The powerful alliance between science and arts

Here’s where I stand. Science can’t tell a chef how to cook their signature dish - not really. What it can do is help that chef understand the chemistry of emulsions, the Maillard reaction, or even how to create flavor using plant-based alternatives instead of meat - there’s a whole industry now that might one day benefit the planet. Science can even help chefs get rid of wasteful and ineffective techniques such as adding sugar to a tomato sauce to “break its acidity”. It acts on the taste, not the adicic level. Science won’t make the dish for chefs, but it can make the process more efficient, more sustainable, and - dare I say? - even more inclusive.

That’s what I believe the Science of Learning can do for us teachers. It won’t tell a teacher exactly how to teach. It can’t - and shouldn’t - replace empathy or experience that live in every classroom. It cannot replace the human factor so to speak. But it can certainly help us understand the mechanisms behind memory, attention, motivation, and emotions. It can help us rethink strategies. It allows us to offer more equitable alternatives and question why this or that student might not be learning what we’re trying to teach them. I believe it opens new doors for learners who’ve been historically left out.

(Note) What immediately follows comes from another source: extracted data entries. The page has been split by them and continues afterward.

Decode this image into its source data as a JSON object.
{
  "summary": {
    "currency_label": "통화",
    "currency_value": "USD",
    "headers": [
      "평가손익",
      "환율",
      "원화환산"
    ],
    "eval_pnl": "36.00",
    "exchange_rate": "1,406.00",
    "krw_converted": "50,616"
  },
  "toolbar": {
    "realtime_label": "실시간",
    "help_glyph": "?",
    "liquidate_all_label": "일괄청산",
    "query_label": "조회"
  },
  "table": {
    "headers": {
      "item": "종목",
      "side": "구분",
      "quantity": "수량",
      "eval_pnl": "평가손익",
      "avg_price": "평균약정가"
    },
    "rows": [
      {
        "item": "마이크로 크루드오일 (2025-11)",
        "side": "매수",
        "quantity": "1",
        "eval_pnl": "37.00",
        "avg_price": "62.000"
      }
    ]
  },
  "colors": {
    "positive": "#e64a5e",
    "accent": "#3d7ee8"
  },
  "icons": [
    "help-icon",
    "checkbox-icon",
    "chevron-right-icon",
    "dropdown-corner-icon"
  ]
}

I want to offer another analogy. Think of The Last Supper. Not the famous one by Leonardo da Vinci, but the one painted by Ugolino di Nerio around two centuries earlier. I like Ugolino’s version. It is beautiful and certainly expressive, but if you pay close attention, you’ll notice that the perspective is off. The disciples have oversized heads and the ones closer to us have small bodies. The scene feels a little awkward. Now compare it to da Vinci’s masterpiece. Why is the Italian polymath still remembered and celebrated today? Because da Vinci studied mathematics, proportion, and perspective. In fact, he dissected corpses in the morgues of Florence to better understand the human body. We can all agree that his knowledge of anatomy allowed him to draw and paint with breathtaking realism. I think of da Vinci’s Vitruvian Man as a powerful symbol of the fusion between art and science.

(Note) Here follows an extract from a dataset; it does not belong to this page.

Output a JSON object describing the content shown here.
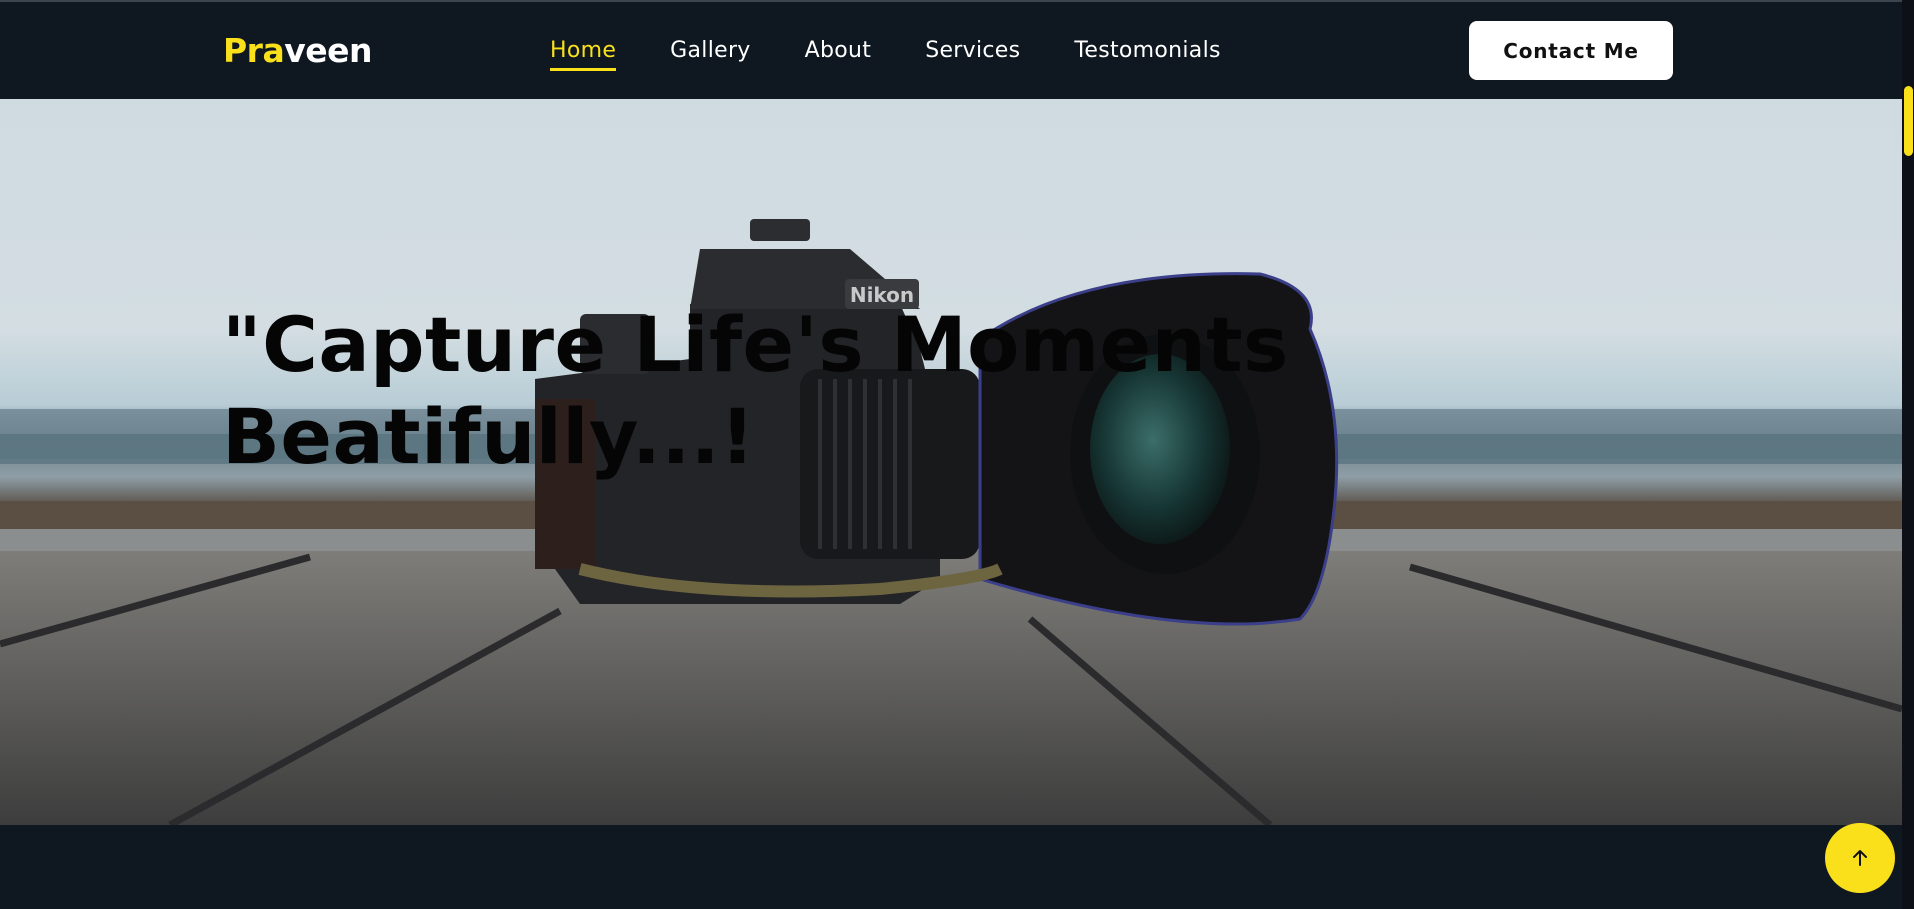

I know I’m biased. I said that at the start. But so is Alastair. So are you. So is everyone else. One of the purposes of science is to look above and beyond our individual biases and through observation, experimentation, transparent publication, peer-revision, and replication - for many years - reach a more refined, yet temporary, consensus about how things work in the natural world, in our bodies, and in society. Science invites skepticisms, but it also has rigorous protocols that make it one of the best tools we have to make progress and break ground.

It’s not the SoL’s objective to render teachers obsolete. We shouldn’t look at it as a threat. We need to see it as an ally and remember that one of the biggest problems we face as a society today is science denialism.

ELT professional, give SoL a chance.